How is a vasectomy performed?

Vasectomy can be performed in a variety of ways. At Prisma Health, all of our surgeons perform the procedure in a minimally invasive fashion. Although vasectomy is very well tolerated, you will be given a prescription for medicines to help with any anxiety and pain you may experience.

At the time of the procedure, your urologist will numb the skin with local anesthesia (numbing medication) using a small needle. Either one or two small (<1cm) holes will then be made and the vas deferens will be isolated. A section of the vas deferens will be removed and each end will be clipped to prohibit the passage of sperm.
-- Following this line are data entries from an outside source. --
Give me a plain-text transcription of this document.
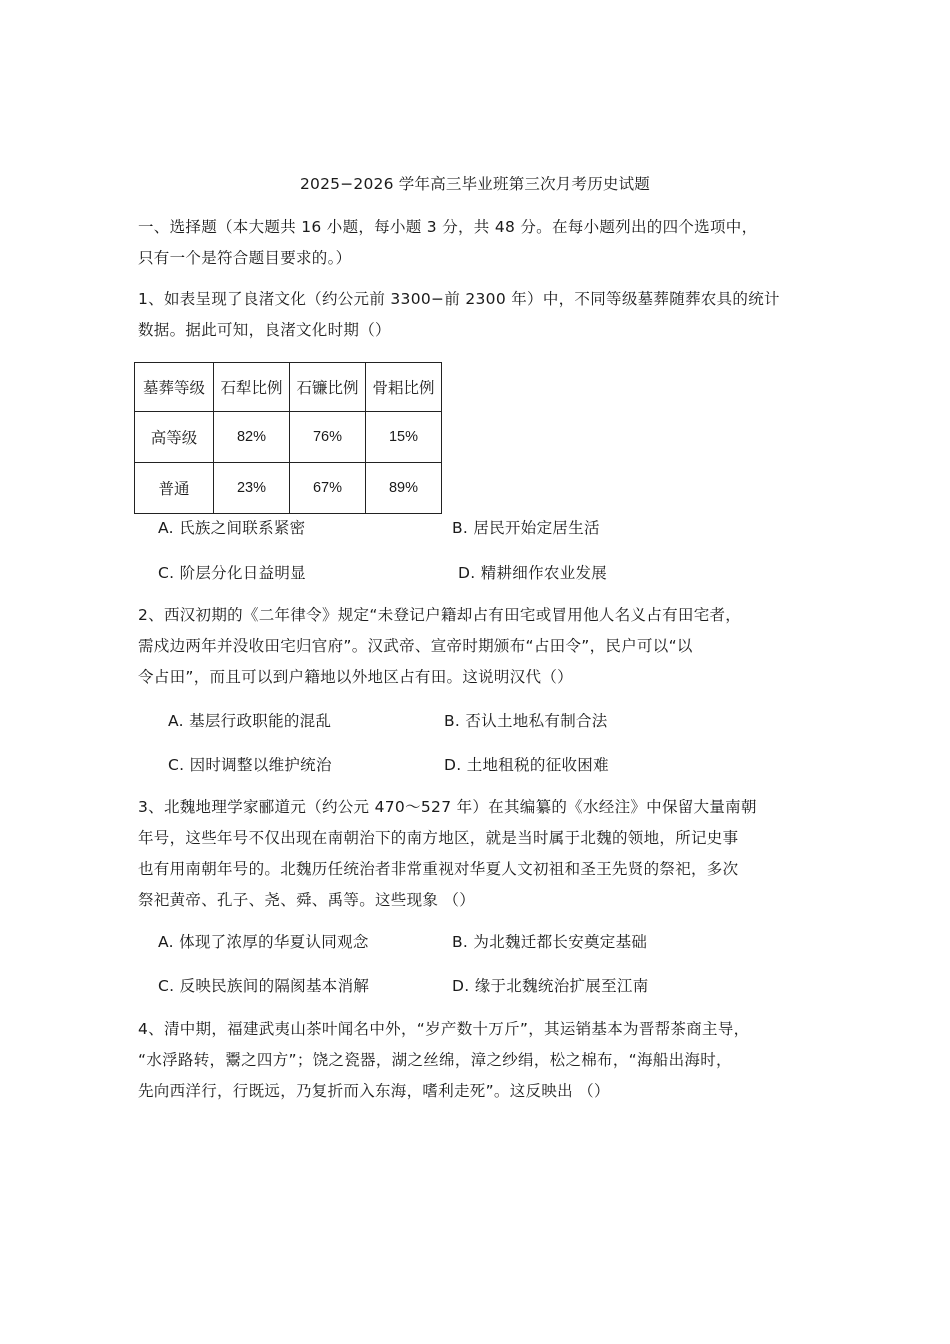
2025−2026 学年高三毕业班第三次月考历史试题
一、选择题（本大题共 16 小题，每小题 3 分，共 48 分。在每小题列出的四个选项中，
只有一个是符合题目要求的。）
1、如表呈现了良渚文化（约公元前 3300−前 2300 年）中，不同等级墓葬随葬农具的统计
数据。据此可知，良渚文化时期（）
墓葬等级	石犁比例	石镰比例	骨耜比例
高等级	82%	76%	15%
普通	23%	67%	89%
A. 氏族之间联系紧密	B. 居民开始定居生活
C. 阶层分化日益明显	D. 精耕细作农业发展
2、西汉初期的《二年律令》规定“未登记户籍却占有田宅或冒用他人名义占有田宅者，
需戍边两年并没收田宅归官府”。汉武帝、宣帝时期颁布“占田令”，民户可以“以
令占田”，而且可以到户籍地以外地区占有田。这说明汉代（）
A. 基层行政职能的混乱	B. 否认土地私有制合法
C. 因时调整以维护统治	D. 土地租税的征收困难
3、北魏地理学家郦道元（约公元 470～527 年）在其编纂的《水经注》中保留大量南朝
年号，这些年号不仅出现在南朝治下的南方地区，就是当时属于北魏的领地，所记史事
也有用南朝年号的。北魏历任统治者非常重视对华夏人文初祖和圣王先贤的祭祀，多次
祭祀黄帝、孔子、尧、舜、禹等。这些现象 （）
A. 体现了浓厚的华夏认同观念	B. 为北魏迁都长安奠定基础
C. 反映民族间的隔阂基本消解	D. 缘于北魏统治扩展至江南
4、清中期，福建武夷山茶叶闻名中外，“岁产数十万斤”，其运销基本为晋帮茶商主导，
“水浮路转，鬻之四方”；饶之瓷器，湖之丝绵，漳之纱绢，松之棉布，“海船出海时，
先向西洋行，行既远，乃复折而入东海，嗜利走死”。这反映出 （）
After vasectomy, we ask that you:
  • Refrain from any strenuous exercise and apply cold packs to the scrotum for the first 72 hours.
  • Avoid any aspirin products or non-steroidal anti-inflammatory drugs (e.g.Motrin/ibuprofen, Alleve/naproxen, meloxicam) after the first 48 hours.
  • Refrain from sexual activity or masturbation for one week after vasectomy.
  • Use another form of contraception until we have documented that you have no sperm in your ejaculate.  You will be asked to provide two semen samples (which can be collected at home) at 8 and 10 weeks to assist with this documentation.

Scrotal support is also helpful in reducing post-vasectomy swelling and should be used. We ask that you purchase a scrotal support, or “jock strap,” prior to your procedure.